By JEFFREY ST. CLAIR
Gilad Atzmon is an exile, a Jewish refugee, compelled
to flee his homeland for friendlier terrain. He emigrated not
from Europe or the American South, but from Israel itself. That's
what compulsory service in the Israeli military can do: turn
you into a martyr, a killer or a refusenik.
A couple of years in the Israeli army
was enough to open Atzmon's eyes to the ongoing tragedy of the
Occupation and also to Israel's steady transformation into a
militarized state controlled by coterie of religious extremists.

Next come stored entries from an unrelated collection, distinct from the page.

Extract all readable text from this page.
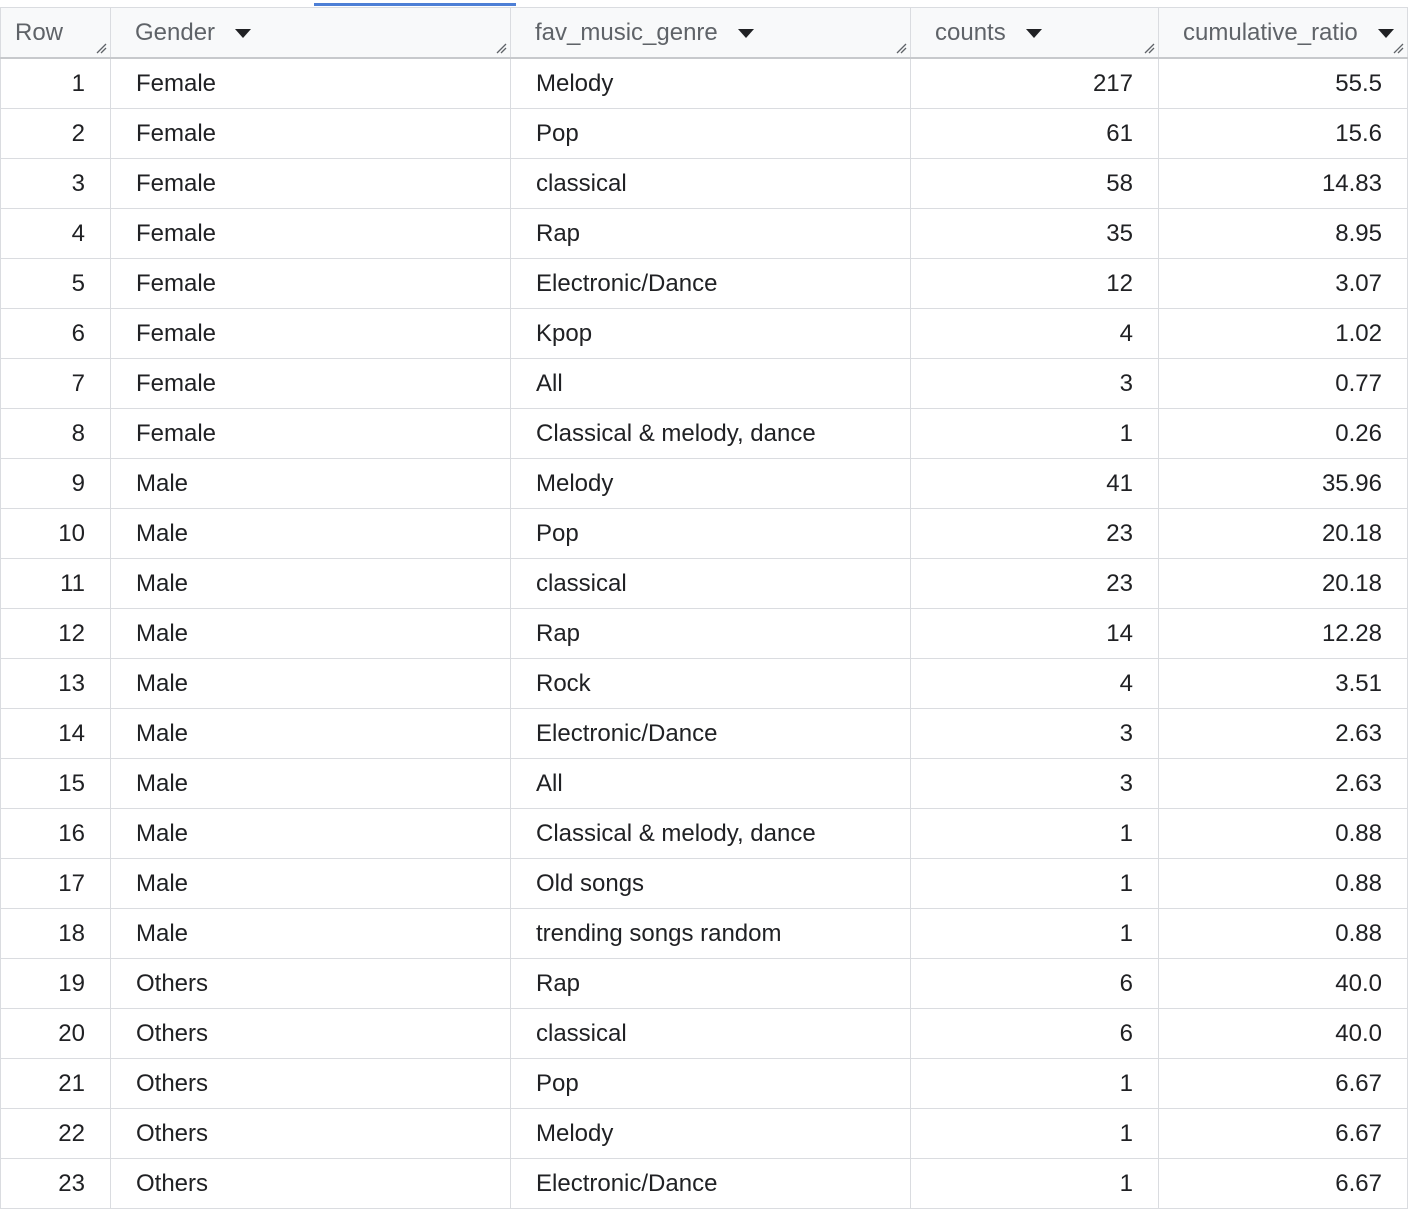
Row	Gender	fav_music_genre	counts	cumulative_ratio

1	Female	Melody	217	55.5
2	Female	Pop	61	15.6
3	Female	classical	58	14.83
4	Female	Rap	35	8.95
5	Female	Electronic/Dance	12	3.07
6	Female	Kpop	4	1.02
7	Female	All	3	0.77
8	Female	Classical & melody, dance	1	0.26
9	Male	Melody	41	35.96
10	Male	Pop	23	20.18
11	Male	classical	23	20.18
12	Male	Rap	14	12.28
13	Male	Rock	4	3.51
14	Male	Electronic/Dance	3	2.63
15	Male	All	3	2.63
16	Male	Classical & melody, dance	1	0.88
17	Male	Old songs	1	0.88
18	Male	trending songs random	1	0.88
19	Others	Rap	6	40.0
20	Others	classical	6	40.0
21	Others	Pop	1	6.67
22	Others	Melody	1	6.67
23	Others	Electronic/Dance	1	6.67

So Atzmon left a confirmed anti-Zionist. He ended up in London,
where he has flourished, as a leading writer on the plight of
the Palestinian people under Israeli occupation. Last year Atzmon
became a British citizen, which he tells me is "not something
to be proud of in the age of Blair."
Atzmon is also one of the most gifted
jazz musicians in Europe, making his mark first in Ian Dury's
band The Blockheads. But his recent recordings with his own band,
Orient House Ensemble, are exquisite. His new cd, Exile,
is a rich and demanding blend of post-bop jazz livened with a
Middle Eastern flavor, where Atzmon's soprano sax blends with
the eerie keening of the gifted Palestinian singer Reem Kelani.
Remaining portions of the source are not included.